Negotiators from the European Parliament, the Council of the European Union, and the European Commission reached a provisional agreement in the early hours of Wednesday on the final text of the tariff pact with the United States, in a decision that closes ten months of negotiations marked by pressures, threats, and successive blockages in the European Parliament. The Cypriot presidency of the Council, exercised during the first half of 2026, confirmed the breakthrough through the X social media platform and emphasized that the aim of the agreement is to "enhance a stable and predictable trade relationship" between the two blocs.
The director general of the World Health Organization (WHO), Tedros Adhanom Ghebreyesus, warned on Tuesday before the World Health Assembly meeting in Geneva that "the magnitude and speed" with which the Ebola outbreak is spreading in the Democratic Republic of the Congo (DRC) are alarming, with more than 543 suspected cases, 131 deaths linked to transmission, and 33 laboratory-confirmed infections.
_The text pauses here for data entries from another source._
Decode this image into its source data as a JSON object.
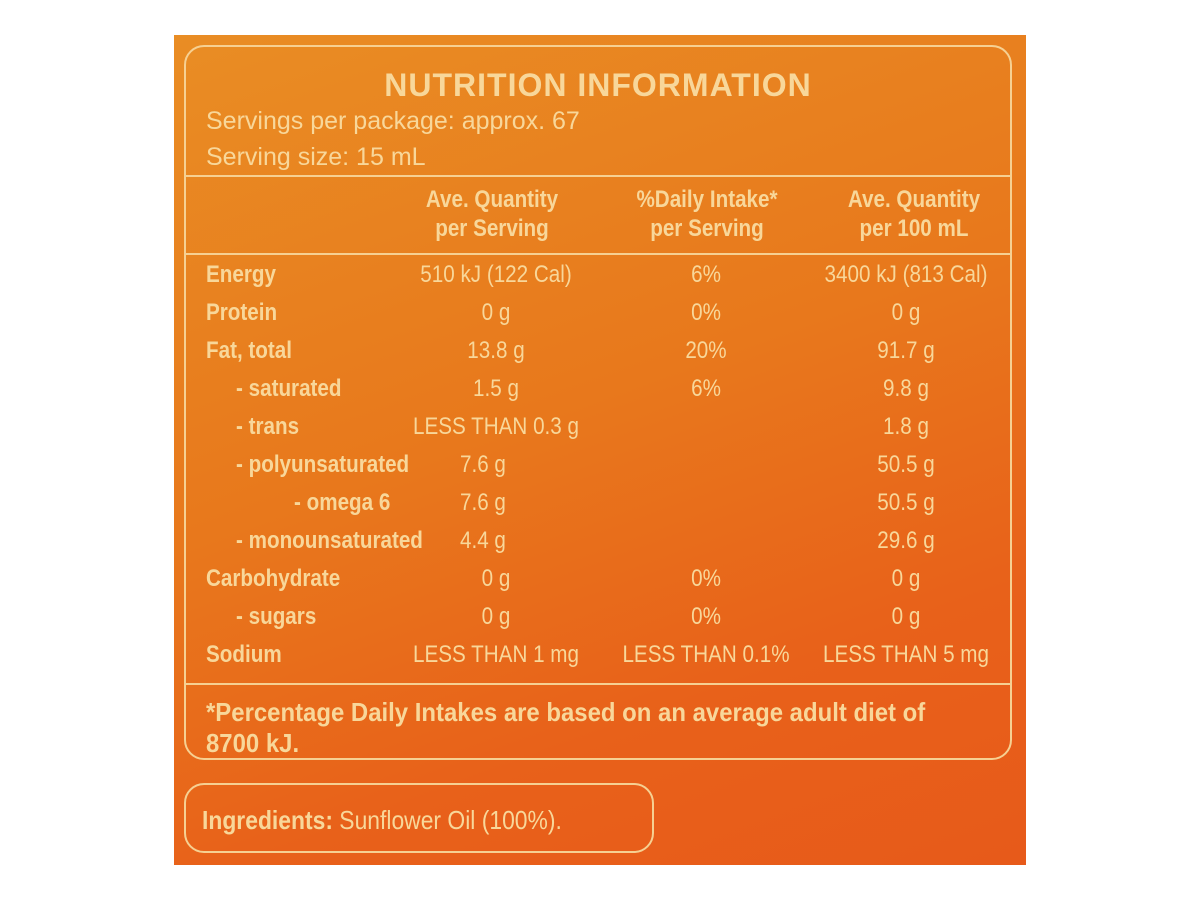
{
  "title": "NUTRITION INFORMATION",
  "servings_per_package": "Servings per package: approx. 67",
  "serving_size": "Serving size: 15 mL",
  "headers": {
    "col1": [
      "Ave. Quantity",
      "per Serving"
    ],
    "col2": [
      "%Daily Intake*",
      "per Serving"
    ],
    "col3": [
      "Ave. Quantity",
      "per 100 mL"
    ]
  },
  "rows": [
    {
      "name": "Energy",
      "per_serving": "510 kJ (122 Cal)",
      "daily_intake": "6%",
      "per_100ml": "3400 kJ (813 Cal)"
    },
    {
      "name": "Protein",
      "per_serving": "0 g",
      "daily_intake": "0%",
      "per_100ml": "0 g"
    },
    {
      "name": "Fat, total",
      "per_serving": "13.8 g",
      "daily_intake": "20%",
      "per_100ml": "91.7 g"
    },
    {
      "name": "- saturated",
      "per_serving": "1.5 g",
      "daily_intake": "6%",
      "per_100ml": "9.8 g"
    },
    {
      "name": "- trans",
      "per_serving": "LESS THAN 0.3 g",
      "daily_intake": "",
      "per_100ml": "1.8 g"
    },
    {
      "name": "- polyunsaturated",
      "per_serving": "7.6 g",
      "daily_intake": "",
      "per_100ml": "50.5 g"
    },
    {
      "name": "- omega 6",
      "per_serving": "7.6 g",
      "daily_intake": "",
      "per_100ml": "50.5 g"
    },
    {
      "name": "- monounsaturated",
      "per_serving": "4.4 g",
      "daily_intake": "",
      "per_100ml": "29.6 g"
    },
    {
      "name": "Carbohydrate",
      "per_serving": "0 g",
      "daily_intake": "0%",
      "per_100ml": "0 g"
    },
    {
      "name": "- sugars",
      "per_serving": "0 g",
      "daily_intake": "0%",
      "per_100ml": "0 g"
    },
    {
      "name": "Sodium",
      "per_serving": "LESS THAN 1 mg",
      "daily_intake": "LESS THAN 0.1%",
      "per_100ml": "LESS THAN 5 mg"
    }
  ],
  "footnote": "*Percentage Daily Intakes are based on an average adult diet of 8700 kJ.",
  "ingredients": {
    "label": "Ingredients:",
    "text": "Sunflower Oil (100%)."
  },
  "colors": {
    "background_top": "#e98d24",
    "background_bottom": "#e75a1a",
    "text": "#f8d79a"
  }
}
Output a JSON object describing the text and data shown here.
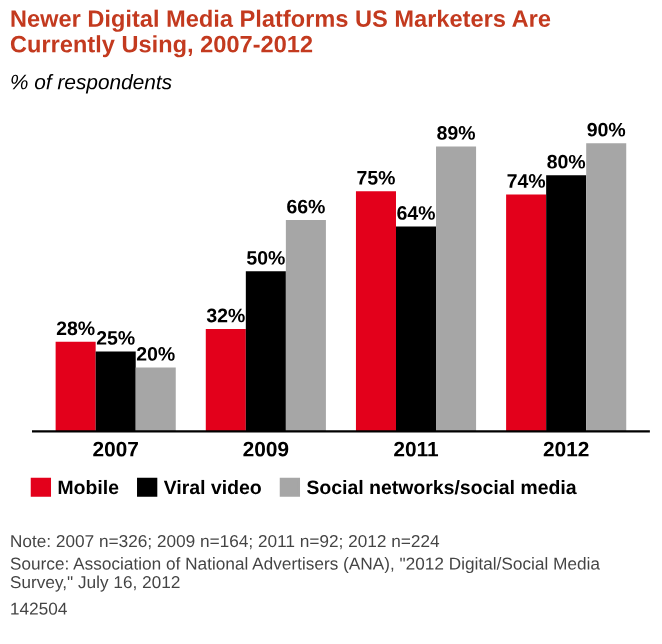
{
  "chart_data": {
    "type": "bar",
    "title": "Newer Digital Media Platforms US Marketers Are Currently Using, 2007-2012",
    "subtitle": "% of respondents",
    "categories": [
      "2007",
      "2009",
      "2011",
      "2012"
    ],
    "series": [
      {
        "name": "Mobile",
        "color": "#e3001b",
        "values": [
          28,
          32,
          75,
          74
        ],
        "value_labels": [
          "28%",
          "32%",
          "75%",
          "74%"
        ]
      },
      {
        "name": "Viral video",
        "color": "#000000",
        "values": [
          25,
          50,
          64,
          80
        ],
        "value_labels": [
          "25%",
          "50%",
          "64%",
          "80%"
        ]
      },
      {
        "name": "Social networks/social media",
        "color": "#a6a6a6",
        "values": [
          20,
          66,
          89,
          90
        ],
        "value_labels": [
          "20%",
          "66%",
          "89%",
          "90%"
        ]
      }
    ],
    "legend": "bottom",
    "annotations": [
      "Note: 2007 n=326; 2009 n=164; 2011 n=92; 2012 n=224",
      "Source: Association of National Advertisers (ANA), \"2012 Digital/Social Media Survey,\" July 16, 2012",
      "142504"
    ]
  }
}
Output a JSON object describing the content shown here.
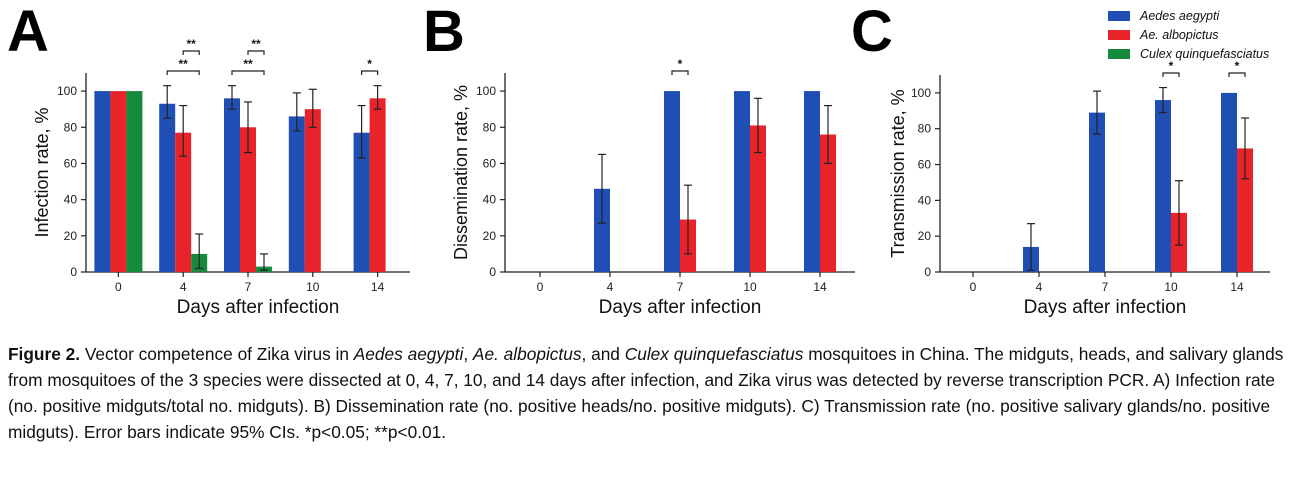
{
  "panel_letters": [
    "A",
    "B",
    "C"
  ],
  "legend": [
    {
      "name": "Aedes aegypti",
      "color": "#1f4fb4"
    },
    {
      "name": "Ae. albopictus",
      "color": "#e8242a"
    },
    {
      "name": "Culex quinquefasciatus",
      "color": "#158a3c"
    }
  ],
  "caption": {
    "label": "Figure 2.",
    "t1": " Vector competence of Zika virus in ",
    "i1": "Aedes aegypti",
    "t2": ", ",
    "i2": "Ae. albopictus",
    "t3": ", and ",
    "i3": "Culex quinquefasciatus",
    "t4": " mosquitoes in China. The midguts, heads, and salivary glands from mosquitoes of the 3 species were dissected at 0, 4, 7, 10, and 14 days after infection, and Zika virus was detected by reverse transcription PCR. A) Infection rate (no. positive midguts/total no. midguts). B) Dissemination rate (no. positive heads/no. positive midguts). C) Transmission rate (no. positive salivary glands/no. positive midguts). Error bars indicate 95% CIs. *p<0.05; **p<0.01."
  },
  "chart_data": [
    {
      "type": "bar",
      "panel": "A",
      "xlabel": "Days after infection",
      "ylabel": "Infection rate, %",
      "categories": [
        "0",
        "4",
        "7",
        "10",
        "14"
      ],
      "ylim": [
        0,
        110
      ],
      "yticks": [
        0,
        20,
        40,
        60,
        80,
        100
      ],
      "grid": false,
      "series": [
        {
          "name": "Aedes aegypti",
          "values": [
            100,
            93,
            96,
            86,
            77
          ],
          "err_low": [
            0,
            8,
            6,
            8,
            14
          ],
          "err_high": [
            0,
            10,
            7,
            13,
            15
          ]
        },
        {
          "name": "Ae. albopictus",
          "values": [
            100,
            77,
            80,
            90,
            96
          ],
          "err_low": [
            0,
            13,
            14,
            10,
            6
          ],
          "err_high": [
            0,
            15,
            14,
            11,
            7
          ]
        },
        {
          "name": "Culex quinquefasciatus",
          "values": [
            100,
            10,
            3,
            null,
            null
          ],
          "err_low": [
            0,
            8,
            2,
            0,
            0
          ],
          "err_high": [
            0,
            11,
            7,
            0,
            0
          ]
        }
      ],
      "significance": [
        {
          "category": "4",
          "from": "Aedes aegypti",
          "to": "Culex quinquefasciatus",
          "label": "**",
          "level": 1
        },
        {
          "category": "4",
          "from": "Ae. albopictus",
          "to": "Culex quinquefasciatus",
          "label": "**",
          "level": 2
        },
        {
          "category": "7",
          "from": "Aedes aegypti",
          "to": "Culex quinquefasciatus",
          "label": "**",
          "level": 1
        },
        {
          "category": "7",
          "from": "Ae. albopictus",
          "to": "Culex quinquefasciatus",
          "label": "**",
          "level": 2
        },
        {
          "category": "14",
          "from": "Aedes aegypti",
          "to": "Ae. albopictus",
          "label": "*",
          "level": 1
        }
      ]
    },
    {
      "type": "bar",
      "panel": "B",
      "xlabel": "Days after infection",
      "ylabel": "Dissemination rate, %",
      "categories": [
        "0",
        "4",
        "7",
        "10",
        "14"
      ],
      "ylim": [
        0,
        110
      ],
      "yticks": [
        0,
        20,
        40,
        60,
        80,
        100
      ],
      "grid": false,
      "series": [
        {
          "name": "Aedes aegypti",
          "values": [
            null,
            46,
            100,
            100,
            100
          ],
          "err_low": [
            0,
            19,
            0,
            0,
            0
          ],
          "err_high": [
            0,
            19,
            0,
            0,
            0
          ]
        },
        {
          "name": "Ae. albopictus",
          "values": [
            null,
            null,
            29,
            81,
            76
          ],
          "err_low": [
            0,
            0,
            19,
            15,
            16
          ],
          "err_high": [
            0,
            0,
            19,
            15,
            16
          ]
        }
      ],
      "significance": [
        {
          "category": "7",
          "from": "Aedes aegypti",
          "to": "Ae. albopictus",
          "label": "*",
          "level": 1
        }
      ]
    },
    {
      "type": "bar",
      "panel": "C",
      "xlabel": "Days after infection",
      "ylabel": "Transmission rate, %",
      "categories": [
        "0",
        "4",
        "7",
        "10",
        "14"
      ],
      "ylim": [
        0,
        110
      ],
      "yticks": [
        0,
        20,
        40,
        60,
        80,
        100
      ],
      "grid": false,
      "series": [
        {
          "name": "Aedes aegypti",
          "values": [
            null,
            14,
            89,
            96,
            100
          ],
          "err_low": [
            0,
            13,
            12,
            7,
            0
          ],
          "err_high": [
            0,
            13,
            12,
            7,
            0
          ]
        },
        {
          "name": "Ae. albopictus",
          "values": [
            null,
            null,
            null,
            33,
            69
          ],
          "err_low": [
            0,
            0,
            0,
            18,
            17
          ],
          "err_high": [
            0,
            0,
            0,
            18,
            17
          ]
        }
      ],
      "significance": [
        {
          "category": "10",
          "from": "Aedes aegypti",
          "to": "Ae. albopictus",
          "label": "*",
          "level": 1
        },
        {
          "category": "14",
          "from": "Aedes aegypti",
          "to": "Ae. albopictus",
          "label": "*",
          "level": 1
        }
      ]
    }
  ]
}
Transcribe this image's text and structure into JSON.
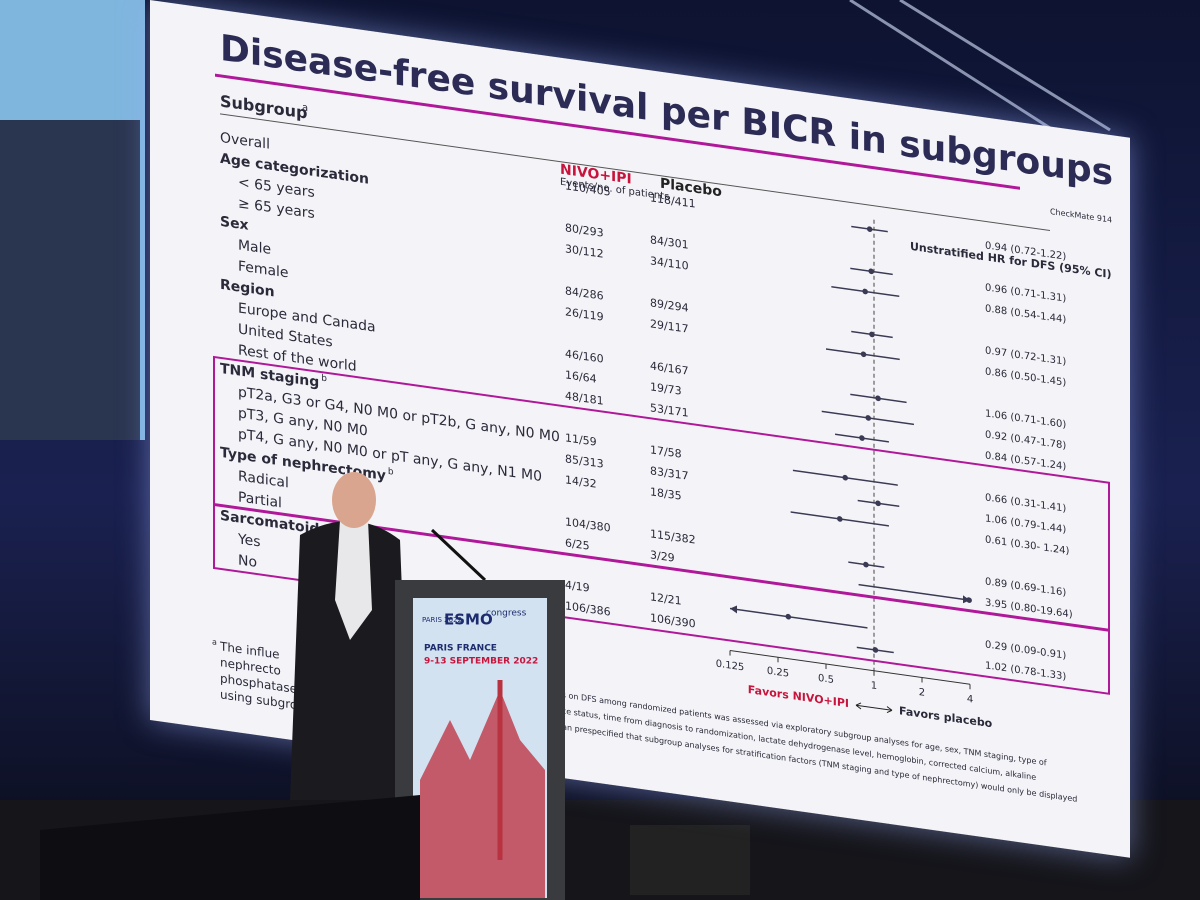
{
  "chart_data": {
    "type": "forest",
    "title": "Disease-free survival per BICR in subgroups",
    "study_label": "CheckMate 914",
    "subgroup_header": "Subgroup",
    "subgroup_note": "a",
    "group_labels": [
      "NIVO+IPI",
      "Placebo"
    ],
    "group_colors": [
      "#c8143c",
      "#222222"
    ],
    "events_header": "Events/no. of patients",
    "hr_header": "Unstratified HR for DFS (95% CI)",
    "categories": [
      "Overall",
      "Age categorization",
      "< 65 years",
      "≥ 65 years",
      "Sex",
      "Male",
      "Female",
      "Region",
      "Europe and Canada",
      "United States",
      "Rest of the world",
      "TNM staging",
      "pT2a, G3 or G4, N0 M0 or pT2b, G any, N0 M0",
      "pT3, G any, N0 M0",
      "pT4, G any, N0 M0 or pT any, G any, N1 M0",
      "Type of nephrectomy",
      "Radical",
      "Partial",
      "Sarcomatoid features",
      "Yes",
      "No"
    ],
    "row_notes": [
      null,
      null,
      null,
      null,
      null,
      null,
      null,
      null,
      null,
      null,
      null,
      "b",
      null,
      null,
      null,
      "b",
      null,
      null,
      null,
      null,
      null
    ],
    "events_a": [
      "110/405",
      null,
      "80/293",
      "30/112",
      null,
      "84/286",
      "26/119",
      null,
      "46/160",
      "16/64",
      "48/181",
      null,
      "11/59",
      "85/313",
      "14/32",
      null,
      "104/380",
      "6/25",
      null,
      "4/19",
      "106/386"
    ],
    "events_b": [
      "118/411",
      null,
      "84/301",
      "34/110",
      null,
      "89/294",
      "29/117",
      null,
      "46/167",
      "19/73",
      "53/171",
      null,
      "17/58",
      "83/317",
      "18/35",
      null,
      "115/382",
      "3/29",
      null,
      "12/21",
      "106/390"
    ],
    "values": [
      0.94,
      null,
      0.96,
      0.88,
      null,
      0.97,
      0.86,
      null,
      1.06,
      0.92,
      0.84,
      null,
      0.66,
      1.06,
      0.61,
      null,
      0.89,
      3.95,
      null,
      0.29,
      1.02
    ],
    "ci_low": [
      0.72,
      null,
      0.71,
      0.54,
      null,
      0.72,
      0.5,
      null,
      0.71,
      0.47,
      0.57,
      null,
      0.31,
      0.79,
      0.3,
      null,
      0.69,
      0.8,
      null,
      0.09,
      0.78
    ],
    "ci_high": [
      1.22,
      null,
      1.31,
      1.44,
      null,
      1.31,
      1.45,
      null,
      1.6,
      1.78,
      1.24,
      null,
      1.41,
      1.44,
      1.24,
      null,
      1.16,
      19.64,
      null,
      0.91,
      1.33
    ],
    "value_labels": [
      "0.94 (0.72-1.22)",
      null,
      "0.96 (0.71-1.31)",
      "0.88 (0.54-1.44)",
      null,
      "0.97 (0.72-1.31)",
      "0.86 (0.50-1.45)",
      null,
      "1.06 (0.71-1.60)",
      "0.92 (0.47-1.78)",
      "0.84 (0.57-1.24)",
      null,
      "0.66 (0.31-1.41)",
      "1.06 (0.79-1.44)",
      "0.61 (0.30- 1.24)",
      null,
      "0.89 (0.69-1.16)",
      "3.95 (0.80-19.64)",
      null,
      "0.29 (0.09-0.91)",
      "1.02 (0.78-1.33)"
    ],
    "xlim": [
      0.125,
      4
    ],
    "xticks": [
      0.125,
      0.25,
      0.5,
      1,
      2,
      4
    ],
    "log_x": true,
    "reference_line": 1,
    "x_label_left": "Favors NIVO+IPI",
    "x_label_right": "Favors placebo",
    "color": "#3a3a55"
  },
  "footnote": {
    "note": "a",
    "left": [
      "The influe",
      "nephrecto",
      "phosphatase",
      "using subgro"
    ],
    "right": [
      "cteristics on DFS among randomized patients was assessed via exploratory subgroup analyses for age, sex, TNM staging, type of",
      "rformance status, time from diagnosis to randomization, lactate dehydrogenase level, hemoglobin, corrected calcium, alkaline",
      "alysis plan prespecified that subgroup analyses for stratification factors (TNM staging and type of nephrectomy) would only be displayed"
    ]
  },
  "podium": {
    "city_year": "PARIS 2022",
    "brand": "ESMO",
    "brand_suffix": "congress",
    "place": "PARIS FRANCE",
    "dates": "9-13 SEPTEMBER 2022"
  }
}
Two further cases have been confirmed in neighboring Uganda, both involving Congolese citizens who had crossed the border, one of whom has died. The WHO director convened the organization's Emergency Committee to formulate containment recommendations.
May is a month of commemoration for the population of the Falkland Islands, as the 44th anniversary of the Argentine armed invasion falls this month — an occupation that was defeated and expelled following the landing of the Task Force dispatched by London.
The center of La Paz turned on Monday into the stage of a more than three-hour pitched battle in which thousands of salaried miners and peasants clashed with police forces trying to prevent their entry to Plaza Murillo, the seat of Bolivia's executive and legislative branches. The protesters threw dynamite charges at the police, who responded with tear gas. The cordons were not overrun, and the Army, deployed around the square as the last line of defense, did not intervene directly. The mobilization is the largest challenge President Rodrigo Paz has faced since taking office six months ago.